La première consiste à asseoir un écosystème de confiance avec secteur financier privé en particulier pour parvenir à financer massivement les PME. Aujourd’hui c’est moins de 20% du portefeuille bancaire. L’ADEPME grâce à son outil de notation et de cotation « eRating » et son partenariat avec les experts comptables y parvient. Après le groupe panafricain Ecobank et certains fonds privés d’investissement, nous avons pu mobiliser 170 milliards de FCFA en octobre dernier, dont 15 dès 2018, pour 5 ans auprès de la Société Générale de Banques du Sénégal (SGBS), un groupe international de référence. Et ce n’est qu’un premier pas vers les 1 000 milliards de FCFA de ressources privés que nous comptons mobiliser au premier semestre 2019 pour la 2ème phase du PSE avec les membres de l’Association de Professionnels de Banques et Établissements Financiers (APBEF), les experts comptables, les assureurs et les fonds de garantie notamment. Nous y parviendrons grâce d’une part à notre capacité unique en Afrique subsaharienne à profiler le risque des PME sénégalaises à l’instar de la cotation de la Banque de France et d’autre part au nouveau « dispositif PME » de la BCEAO dont l’ADEPME est partie prenante qui permet de favoriser le financement bancaire.

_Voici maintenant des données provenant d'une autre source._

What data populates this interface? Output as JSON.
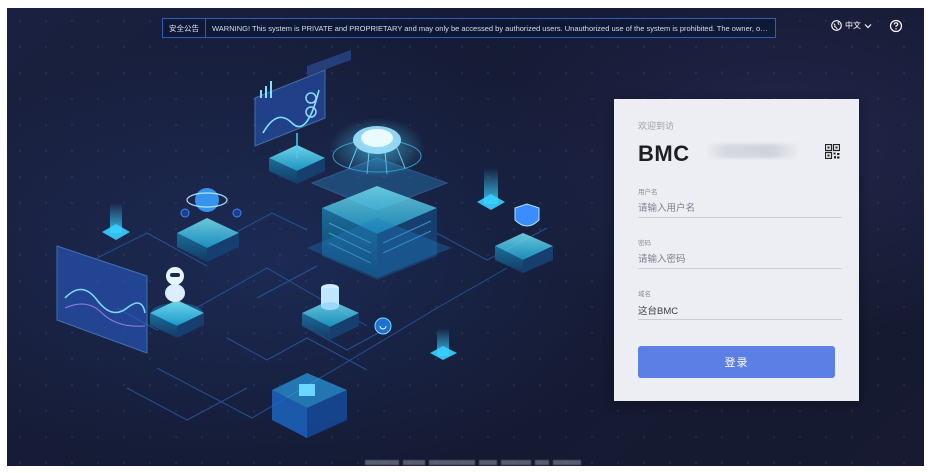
{
  "banner": {
    "tag": "安全公告",
    "message": "WARNING! This system is PRIVATE and PROPRIETARY and may only be accessed by authorized users. Unauthorized use of the system is prohibited. The owner, or its agents, may ..."
  },
  "language": {
    "label": "中文",
    "icon": "globe-icon"
  },
  "help": {
    "icon": "help-circle-icon"
  },
  "login": {
    "welcome": "欢迎到访",
    "brand": "BMC",
    "username_label": "用户名",
    "username_placeholder": "请输入用户名",
    "password_label": "密码",
    "password_placeholder": "请输入密码",
    "domain_label": "域名",
    "domain_value": "这台BMC",
    "submit_label": "登录",
    "qr_icon": "qr-code-icon"
  },
  "colors": {
    "background": "#171c36",
    "accent": "#5b7fe4",
    "card": "#eceef3",
    "banner_border": "#2e5fb8",
    "glow": "#39d0ff"
  }
}
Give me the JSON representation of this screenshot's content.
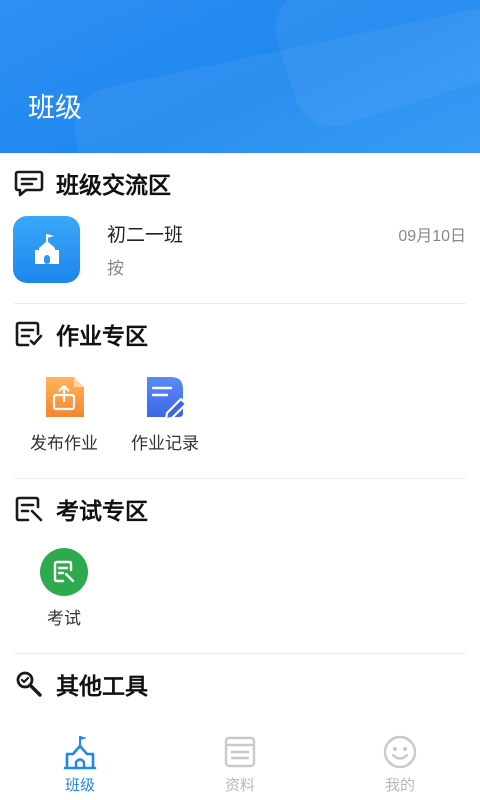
{
  "header": {
    "title": "班级"
  },
  "sections": {
    "chat": {
      "title": "班级交流区"
    },
    "homework": {
      "title": "作业专区"
    },
    "exam": {
      "title": "考试专区"
    },
    "tools": {
      "title": "其他工具"
    }
  },
  "chat_item": {
    "name": "初二一班",
    "preview": "按",
    "time": "09月10日",
    "avatar_icon": "school-icon"
  },
  "homework_tools": [
    {
      "label": "发布作业",
      "icon": "upload-doc-icon",
      "color": "#f79a3e"
    },
    {
      "label": "作业记录",
      "icon": "edit-doc-icon",
      "color": "#3f6ff0"
    }
  ],
  "exam_tools": [
    {
      "label": "考试",
      "icon": "exam-icon",
      "color": "#2faa4e"
    }
  ],
  "tabs": [
    {
      "label": "班级",
      "icon": "school-icon",
      "active": true
    },
    {
      "label": "资料",
      "icon": "book-icon",
      "active": false
    },
    {
      "label": "我的",
      "icon": "smile-icon",
      "active": false
    }
  ],
  "colors": {
    "accent": "#1e88f0",
    "inactive": "#c9c9c9"
  }
}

Le deuxième réponse est notre capacité de construire au Sénégal un « entrepreneuriat universel » comme l’évoquait le prix Nobel Mohammed Yunus fondateur de la micro finance dans son ouvrage une économie à trois zéros. C’est possible, le Chef de l’Etat a créé une nouvelle Délégation à l’Entrepreneuriat Rapide des jeunes et des femmes dotée de 30 milliards de FCFA par an de ressources publiques. Elle peut préfigurer ce nouveau droit, celui d’entreprendre. Si notre capacité à sélectionner, à gérer le risque de défaut, à accompagner et à suivre à l’échelle soit plusieurs milliers de promoteurs par an contre quelques centaines aujourd’hui. Notre dispositif sera alors complet il combinera un système dérogatoire d’incubation complémentaire à celui porté par le secteur financier privé. Nous disposerons d’un entrepreunariat universel et accompagnerons des futurs champions nationaux et sous-régionaux pour bénéficier des opportunités de secteurs porteurs du Sénégal.
En somme je me retrouve bien là au Sénégal au cœur de mon engagement pour le développement, convaincu d’être utile à préparer l’émergence du Sénégal et de l’Afrique.